そもそも普通の共同墓地なわけだからお墓は膨大な数あるわけだし、どこにベートーヴェンがいる、なんて地図があるわけじゃない。
森林公園の中という感じ。
かなり苦労したが、かなり歩くとお花が一杯供えてある大きなお墓がいくつかある。
あれかな?と思うと果たしてそうだった。
ベートーヴェンとかシュトラウスなんかのお墓はちょっと大きめだったが、ブラームスは実に地味だった。
シューベルトはこじんまりしていた。
ははは、音楽と一緒だ。
まあ、後の人がそういう風に作ったのだろうけど。

でも私はなんと言ってよいかわからない気分だった。
私が生涯をかけて勉強している音楽。その中心ともいうべき偉大な先人だちのお墓の前にいるのだ。
とにかく目をつぶって祈った。
そして感謝した。
あなたたちが残してくれた音楽で、たくさんの人が勇気をもらったり幸せになったりしているのですよ…

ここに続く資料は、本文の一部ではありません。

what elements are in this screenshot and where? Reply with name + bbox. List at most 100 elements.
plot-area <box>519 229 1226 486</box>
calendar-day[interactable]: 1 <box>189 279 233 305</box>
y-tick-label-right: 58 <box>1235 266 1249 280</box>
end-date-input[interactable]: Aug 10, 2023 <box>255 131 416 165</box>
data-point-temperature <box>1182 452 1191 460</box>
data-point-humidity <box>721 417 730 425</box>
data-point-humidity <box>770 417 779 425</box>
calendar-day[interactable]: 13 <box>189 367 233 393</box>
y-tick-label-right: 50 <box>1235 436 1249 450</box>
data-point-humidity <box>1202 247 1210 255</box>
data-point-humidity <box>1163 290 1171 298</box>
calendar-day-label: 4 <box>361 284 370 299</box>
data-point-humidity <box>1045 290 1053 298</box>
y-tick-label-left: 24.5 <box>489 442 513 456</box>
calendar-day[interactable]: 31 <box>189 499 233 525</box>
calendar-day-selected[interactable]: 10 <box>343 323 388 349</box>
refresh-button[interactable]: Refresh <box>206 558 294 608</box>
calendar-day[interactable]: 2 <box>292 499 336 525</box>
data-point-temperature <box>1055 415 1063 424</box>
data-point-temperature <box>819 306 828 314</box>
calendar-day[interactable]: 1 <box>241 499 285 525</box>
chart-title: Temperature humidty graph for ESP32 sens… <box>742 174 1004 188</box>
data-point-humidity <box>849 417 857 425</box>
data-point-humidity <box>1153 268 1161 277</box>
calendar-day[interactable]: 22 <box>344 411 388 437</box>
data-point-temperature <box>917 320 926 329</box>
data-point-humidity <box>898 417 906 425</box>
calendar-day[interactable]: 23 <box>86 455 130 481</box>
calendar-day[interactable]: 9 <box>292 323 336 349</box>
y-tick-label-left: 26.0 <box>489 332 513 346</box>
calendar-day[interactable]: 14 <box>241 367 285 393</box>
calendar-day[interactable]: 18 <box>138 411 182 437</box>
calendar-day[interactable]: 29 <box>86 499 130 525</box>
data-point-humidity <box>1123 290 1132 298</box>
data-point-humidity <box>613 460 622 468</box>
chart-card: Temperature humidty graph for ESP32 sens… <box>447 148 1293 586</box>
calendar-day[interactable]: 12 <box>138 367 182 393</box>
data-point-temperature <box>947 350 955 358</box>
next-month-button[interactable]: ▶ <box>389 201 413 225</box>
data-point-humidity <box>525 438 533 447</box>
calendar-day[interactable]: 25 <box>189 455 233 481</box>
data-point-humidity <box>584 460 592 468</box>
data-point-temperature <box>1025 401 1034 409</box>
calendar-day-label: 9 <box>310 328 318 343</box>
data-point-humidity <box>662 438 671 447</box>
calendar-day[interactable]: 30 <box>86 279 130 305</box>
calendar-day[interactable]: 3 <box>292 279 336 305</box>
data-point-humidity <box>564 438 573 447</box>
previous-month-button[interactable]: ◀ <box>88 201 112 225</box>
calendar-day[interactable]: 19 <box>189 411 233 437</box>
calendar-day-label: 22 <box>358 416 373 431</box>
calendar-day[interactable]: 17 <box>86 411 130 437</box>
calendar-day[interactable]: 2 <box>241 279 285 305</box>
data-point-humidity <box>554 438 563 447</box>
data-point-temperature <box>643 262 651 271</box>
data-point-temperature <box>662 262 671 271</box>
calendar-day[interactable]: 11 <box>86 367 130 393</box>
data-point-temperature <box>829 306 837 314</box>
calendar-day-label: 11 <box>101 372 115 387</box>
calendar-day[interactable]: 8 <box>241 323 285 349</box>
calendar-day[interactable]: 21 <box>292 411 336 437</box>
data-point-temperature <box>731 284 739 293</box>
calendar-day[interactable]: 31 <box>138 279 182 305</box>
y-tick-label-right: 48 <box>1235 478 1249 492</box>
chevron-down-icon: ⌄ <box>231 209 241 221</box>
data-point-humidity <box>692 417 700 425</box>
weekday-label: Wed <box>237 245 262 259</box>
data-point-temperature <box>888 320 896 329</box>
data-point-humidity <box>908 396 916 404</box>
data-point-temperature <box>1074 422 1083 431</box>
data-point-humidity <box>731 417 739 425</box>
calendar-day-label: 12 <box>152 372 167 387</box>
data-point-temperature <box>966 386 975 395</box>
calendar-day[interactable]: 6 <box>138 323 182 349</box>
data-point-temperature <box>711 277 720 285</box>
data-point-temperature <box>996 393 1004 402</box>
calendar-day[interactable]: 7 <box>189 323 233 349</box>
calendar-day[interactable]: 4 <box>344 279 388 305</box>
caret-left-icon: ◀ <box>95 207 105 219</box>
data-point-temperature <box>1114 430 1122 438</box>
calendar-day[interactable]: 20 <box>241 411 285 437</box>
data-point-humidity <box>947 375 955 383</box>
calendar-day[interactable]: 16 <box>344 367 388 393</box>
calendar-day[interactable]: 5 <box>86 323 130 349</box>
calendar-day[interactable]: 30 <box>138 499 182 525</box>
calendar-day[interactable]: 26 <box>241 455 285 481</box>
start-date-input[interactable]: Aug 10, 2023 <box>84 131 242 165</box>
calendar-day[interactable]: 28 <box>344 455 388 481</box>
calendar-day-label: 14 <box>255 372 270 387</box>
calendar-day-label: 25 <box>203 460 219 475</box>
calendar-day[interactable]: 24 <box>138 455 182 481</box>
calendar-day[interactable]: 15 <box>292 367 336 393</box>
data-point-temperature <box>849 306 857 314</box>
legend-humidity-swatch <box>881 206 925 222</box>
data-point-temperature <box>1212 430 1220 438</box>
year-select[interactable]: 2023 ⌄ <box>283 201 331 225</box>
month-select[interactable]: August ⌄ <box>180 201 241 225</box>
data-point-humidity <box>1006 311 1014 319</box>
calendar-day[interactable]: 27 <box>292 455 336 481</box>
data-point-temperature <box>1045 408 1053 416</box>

とても良い天気で、私はしばらくぶらぶらしてからそこを後にした。

気がつくと11時30分くらい。
やべ! 待ち合わせに遅れる!

お墓の前の比較的広い道にでたら、タクシーが何台かとまっていたのでそれに乗った。
ヨーロッパで乗ったタクシーはこれで2度目、そしてこれが最後。
(なんか乗る気がしなくてねぇ)

ウィーン国立歌劇場の前に着くと、ピッタシ12時。
すごい暑かった。
お〜いU。いねーじゃねーか。
でも保険で3時と6時にも待ち合わせてるからな。いいか。

と思ったところ、向こうから手を振ってるデブが満面の笑みで近づいてくる。
「おーーーい! みゅう太ぁぁ〜〜!」
おー、ひさしぶり!!! 2週間ぶりに自分を知ってる人間に会えた!
やっぱ嬉しかった。

「みゅう太、おめー生きてたじゃねーか。いや〜よかったよかった!ホントどこかで死んで手来なかったらどうしようかと心配でさ。よくここまで来れたな。」
「てめーが見捨てたんじゃねーか。」
「ま、そう言うな。 実を言えばフランクフルトで分かれて、いやーまずかったかな?
もしおめーに何かあったらご両親に何て言えばいいんだ、とか思っちゃってさ。」

こういう奴なんです。ほんとに口が悪くて私をあれこれ批判ばかりするのだけど憎めない奴なんです。
だから今でもずっと友達でいられる。

「しかし、なんでお前コート着てんの?」
「いや、ロンドンに今までいたんだけど、超寒くってさ。」

でもこういう再会、本当に嬉しい。

Uはホテルをとってないので、じゃ私の泊まってるところがいいぞ、ということでアン・シューベルトリングに向かいました。